Let $a,b,c\in\Bbb R^+$. For any given $n\in\Bbb N$ there exists a triangle with sides $a^n,b^n,c^n$. Show that at least two of $a,b,c$ are equal.

I know that you can create inequalities for $a^n,b^n,c^n$, but what's next?

Answer 1

If all of $a,b,c$ are different, without loss of generality let $a<b<c$. Define $x=\frac ab$ and $y=\frac cb$ so that we have $x<1<y$.

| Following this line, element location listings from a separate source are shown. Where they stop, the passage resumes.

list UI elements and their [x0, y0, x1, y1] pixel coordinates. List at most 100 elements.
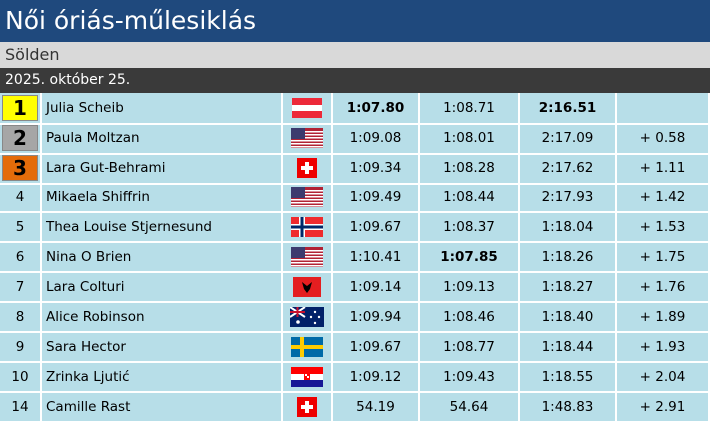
diff-time	[617, 93, 710, 125]
rank: 9	[15, 339, 25, 355]
title: Női óriás-műlesiklás	[0, 0, 710, 42]
result-row: 4 Mikaela Shiffrin 1:09.49 1:08.44 2:17.93 + …	[0, 183, 710, 213]
flag-cell	[283, 183, 333, 213]
run2-time: 1:08.71	[420, 93, 520, 125]
athlete-name: Zrinka Ljutić	[42, 363, 283, 393]
rank-cell: 2	[0, 123, 42, 155]
rank-cell: 4	[0, 183, 42, 213]
run1-time: 1:09.14	[333, 273, 420, 303]
rank-cell: 8	[0, 303, 42, 333]
total-time: 1:18.26	[520, 243, 617, 273]
results-table: 1 Julia Scheib 1:07.80 1:08.71 2:16.51 2 Paula…	[0, 93, 710, 423]
result-row: 10 Zrinka Ljutić 1:09.12 1:09.43 1:18.55 + 2.…	[0, 363, 710, 393]
run1-time: 1:09.67	[333, 213, 420, 243]
flag-cell	[283, 123, 333, 155]
athlete-name: Alice Robinson	[42, 303, 283, 333]
rank: 5	[15, 219, 25, 235]
run2-time: 1:09.43	[420, 363, 520, 393]
run1-time: 1:09.12	[333, 363, 420, 393]
diff-time: + 1.89	[617, 303, 710, 333]
rank-cell: 9	[0, 333, 42, 363]
run2-time: 1:07.85	[420, 243, 520, 273]
total-time: 1:48.83	[520, 393, 617, 423]
result-row: 6 Nina O Brien 1:10.41 1:07.85 1:18.26 + 1.75	[0, 243, 710, 273]
result-row: 3 Lara Gut-Behrami 1:09.34 1:08.28 2:17.62 + …	[0, 153, 710, 185]
result-row: 2 Paula Moltzan 1:09.08 1:08.01 2:17.09 + 0.5…	[0, 123, 710, 155]
diff-time: + 1.76	[617, 273, 710, 303]
flag-icon	[291, 128, 323, 148]
diff-time: + 0.58	[617, 123, 710, 155]
athlete-name: Camille Rast	[42, 393, 283, 423]
run1-time: 1:10.41	[333, 243, 420, 273]
athlete-name: Lara Colturi	[42, 273, 283, 303]
flag-icon	[291, 367, 323, 387]
run2-time: 1:08.44	[420, 183, 520, 213]
diff-time: + 1.11	[617, 153, 710, 185]
run2-time: 1:08.28	[420, 153, 520, 185]
flag-icon	[291, 337, 323, 357]
total-time: 1:18.44	[520, 333, 617, 363]
total-time: 1:18.55	[520, 363, 617, 393]
run2-time: 1:08.77	[420, 333, 520, 363]
total-time: 1:18.27	[520, 273, 617, 303]
flag-icon	[292, 98, 322, 118]
flag-cell	[283, 93, 333, 125]
rank: 2	[2, 125, 38, 151]
total-time: 1:18.40	[520, 303, 617, 333]
diff-time: + 1.42	[617, 183, 710, 213]
athlete-name: Julia Scheib	[42, 93, 283, 125]
rank-cell: 1	[0, 93, 42, 125]
rank: 4	[15, 189, 25, 205]
run1-time: 1:09.34	[333, 153, 420, 185]
flag-icon	[293, 277, 321, 297]
date: 2025. október 25.	[0, 68, 710, 93]
diff-time: + 1.53	[617, 213, 710, 243]
run1-time: 1:09.49	[333, 183, 420, 213]
total-time: 2:17.62	[520, 153, 617, 185]
total-time: 2:16.51	[520, 93, 617, 125]
flag-cell	[283, 213, 333, 243]
rank: 8	[15, 309, 25, 325]
athlete-name: Sara Hector	[42, 333, 283, 363]
result-row: 8 Alice Robinson 1:09.94 1:08.46 1:18.40 + 1.…	[0, 303, 710, 333]
total-time: 1:18.04	[520, 213, 617, 243]
flag-icon	[291, 247, 323, 267]
flag-icon	[290, 307, 324, 327]
flag-icon	[291, 217, 323, 237]
run2-time: 1:08.46	[420, 303, 520, 333]
flag-cell	[283, 303, 333, 333]
rank-cell: 14	[0, 393, 42, 423]
flag-cell	[283, 363, 333, 393]
diff-time: + 1.75	[617, 243, 710, 273]
total-time: 2:17.09	[520, 123, 617, 155]
run1-time: 1:09.67	[333, 333, 420, 363]
run1-time: 1:09.08	[333, 123, 420, 155]
diff-time: + 2.91	[617, 393, 710, 423]
flag-cell	[283, 153, 333, 185]
rank-cell: 10	[0, 363, 42, 393]
athlete-name: Lara Gut-Behrami	[42, 153, 283, 185]
flag-cell	[283, 333, 333, 363]
run2-time: 1:08.01	[420, 123, 520, 155]
flag-cell	[283, 243, 333, 273]
athlete-name: Nina O Brien	[42, 243, 283, 273]
rank-cell: 7	[0, 273, 42, 303]
rank-cell: 3	[0, 153, 42, 185]
rank: 3	[2, 155, 38, 181]
diff-time: + 1.93	[617, 333, 710, 363]
flag-icon	[291, 187, 323, 207]
rank: 7	[15, 279, 25, 295]
flag-icon	[297, 158, 317, 178]
rank: 1	[2, 95, 38, 121]
rank-cell: 5	[0, 213, 42, 243]
result-row: 9 Sara Hector 1:09.67 1:08.77 1:18.44 + 1.93	[0, 333, 710, 363]
flag-cell	[283, 273, 333, 303]
flag-icon	[297, 397, 317, 417]
result-row: 1 Julia Scheib 1:07.80 1:08.71 2:16.51	[0, 93, 710, 125]
rank: 6	[15, 249, 25, 265]
result-row: 5 Thea Louise Stjernesund 1:09.67 1:08.37 1:…	[0, 213, 710, 243]
athlete-name: Thea Louise Stjernesund	[42, 213, 283, 243]
athlete-name: Mikaela Shiffrin	[42, 183, 283, 213]
run1-time: 54.19	[333, 393, 420, 423]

Since $x<1$, for all $n\in\Bbb N$ we have $x^n<1$ and hence $x^n+1^n=x^n+1<2$. However, since $y>1$, $y^n$ grows without bound as $n$ increases, and in particular there must be an $n$ where $y^n>2$. At this exponent we must have $$x^n+1^n<y^n$$ Multiplying by $b^n$: $$a^n+b^n<c^n$$ So $a^n,b^n,c^n$ are not the sides of a triangle and the triple $(a,b,c)$ does not satisfy the question's condition. Therefore, at least two of $a,b,c$ have to be equal.

Answer 2

Assume WLOG that $c > b > a$, then we have by the Triangle Inequality that: $a^n + b^n > c^n$. Dividing by $c^n$ we have that $\left(\frac ac \right)^n + \left(\frac bc \right)^n > 1$. But we have that $\frac ac, \frac bc < 1$, meaning that the LHS can get arbitrarily close to $0$. But this violates the Triangle Inequality, so our assumption is wrong. Meaning that at least one of the sides must be equal.